Ramkhamhaeng (February 11). After a couple of buses and a lift, I arrive at the park and I am welcomed by the friendly people of the headquarters. In few minutes, they are able to tell me that for sure there are no Nepenthes there. I wait for about an hour at the entrance shed, together with them, having my noodles and waiting for a car to go back to the bus station. Meanwhile, they ask me about Vieri and Baggio, they are curious to know whether Italian girls are beautiful or not, and they try to play chess with me (I can't play chess). I show my map and I explain how my research is proceeding. Each one of the six or seven guys starts pointing at a different park on the map, saying: "There, there you can find pitcher plants!". All places where I have already been and found nothing.
2023:
Even if Ramkhamhaeng hosts interesting, large clearings at 1000-1200 m, these are tourist spots that have been visited over and over again, and no Nepenthes have ever been reported. It's also too far from even the westernmost N. smilesii location. The headquarters are somewhere around 16 52.649, 99 41.582, but it sounds like in my notes I'm rather referring to the entrance offices at 16 52.602, 99 42.556: photo.

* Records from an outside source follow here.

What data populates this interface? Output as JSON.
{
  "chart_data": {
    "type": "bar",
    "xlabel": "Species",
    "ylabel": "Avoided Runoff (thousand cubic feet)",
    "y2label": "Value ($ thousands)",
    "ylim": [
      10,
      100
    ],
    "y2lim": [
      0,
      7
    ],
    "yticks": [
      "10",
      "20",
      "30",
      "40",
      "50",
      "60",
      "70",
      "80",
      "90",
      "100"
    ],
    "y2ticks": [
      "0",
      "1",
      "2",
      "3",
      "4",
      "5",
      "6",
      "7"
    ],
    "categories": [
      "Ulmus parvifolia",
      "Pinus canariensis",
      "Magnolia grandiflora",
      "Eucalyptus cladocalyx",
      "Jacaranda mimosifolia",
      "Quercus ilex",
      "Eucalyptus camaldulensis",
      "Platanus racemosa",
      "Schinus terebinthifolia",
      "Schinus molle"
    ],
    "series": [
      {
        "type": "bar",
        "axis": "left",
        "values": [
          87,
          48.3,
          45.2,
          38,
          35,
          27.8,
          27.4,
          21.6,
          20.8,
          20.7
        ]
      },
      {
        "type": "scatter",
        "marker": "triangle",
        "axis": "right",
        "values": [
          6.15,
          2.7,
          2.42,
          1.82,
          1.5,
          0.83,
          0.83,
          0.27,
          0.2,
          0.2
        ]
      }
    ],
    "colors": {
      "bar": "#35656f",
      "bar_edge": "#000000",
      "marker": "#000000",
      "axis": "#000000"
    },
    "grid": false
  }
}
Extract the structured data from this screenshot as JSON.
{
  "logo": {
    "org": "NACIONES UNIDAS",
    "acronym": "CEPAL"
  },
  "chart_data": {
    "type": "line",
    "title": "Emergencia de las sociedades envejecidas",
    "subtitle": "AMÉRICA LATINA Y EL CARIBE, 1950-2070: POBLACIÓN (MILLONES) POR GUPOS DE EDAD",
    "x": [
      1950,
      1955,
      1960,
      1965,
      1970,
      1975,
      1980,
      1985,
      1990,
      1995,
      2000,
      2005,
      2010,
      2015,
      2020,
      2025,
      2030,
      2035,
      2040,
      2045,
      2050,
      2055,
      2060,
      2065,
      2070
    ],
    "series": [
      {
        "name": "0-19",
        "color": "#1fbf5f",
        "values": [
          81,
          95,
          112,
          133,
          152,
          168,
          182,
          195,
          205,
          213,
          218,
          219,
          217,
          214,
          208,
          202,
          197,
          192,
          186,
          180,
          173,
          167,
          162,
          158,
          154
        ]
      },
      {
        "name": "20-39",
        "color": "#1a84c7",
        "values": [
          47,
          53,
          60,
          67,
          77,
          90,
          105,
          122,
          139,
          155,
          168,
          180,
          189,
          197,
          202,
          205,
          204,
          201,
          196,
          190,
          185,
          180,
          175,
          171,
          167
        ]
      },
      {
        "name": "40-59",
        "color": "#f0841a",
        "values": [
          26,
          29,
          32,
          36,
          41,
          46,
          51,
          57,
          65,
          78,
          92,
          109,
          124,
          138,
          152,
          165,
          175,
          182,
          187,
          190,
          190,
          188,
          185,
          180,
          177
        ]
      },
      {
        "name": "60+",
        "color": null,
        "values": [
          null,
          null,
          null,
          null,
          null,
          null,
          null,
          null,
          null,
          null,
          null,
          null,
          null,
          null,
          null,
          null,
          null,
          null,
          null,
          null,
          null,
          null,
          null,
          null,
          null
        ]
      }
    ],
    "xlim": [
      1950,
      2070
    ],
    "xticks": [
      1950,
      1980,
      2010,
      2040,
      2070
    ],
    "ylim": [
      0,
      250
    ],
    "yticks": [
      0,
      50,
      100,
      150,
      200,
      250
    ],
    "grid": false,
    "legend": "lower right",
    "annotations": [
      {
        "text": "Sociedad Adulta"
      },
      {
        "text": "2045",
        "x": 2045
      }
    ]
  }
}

Lam Nam Nan (February 14). Fortunately, on the way back from Khlong Tron, I had seen the entrance of this other national park, an entrance that, looking at my map, should have been in a completely different place. The park extends all around an enormous lake. I have a nice 4 km walk up to the headquarters. What a shame that the lake is not visible from there. I ask an officer about the pitcher plants and he goes to ask someone more in the know. Then this girl comes, and she tells me that no Nepenthes are growing there.  
2023: Lam Nam Nan has a very complicated structure (photo) but it's all thick forest. No plateaus, no sandy and grassy clearings, no Nepenthes. It sounds like I walked from the junction at 17 45.107, 100 28.123 until the offices at 17 46.056, 100 29.365 (it's the line with two dots). Amazing how I forgot all that.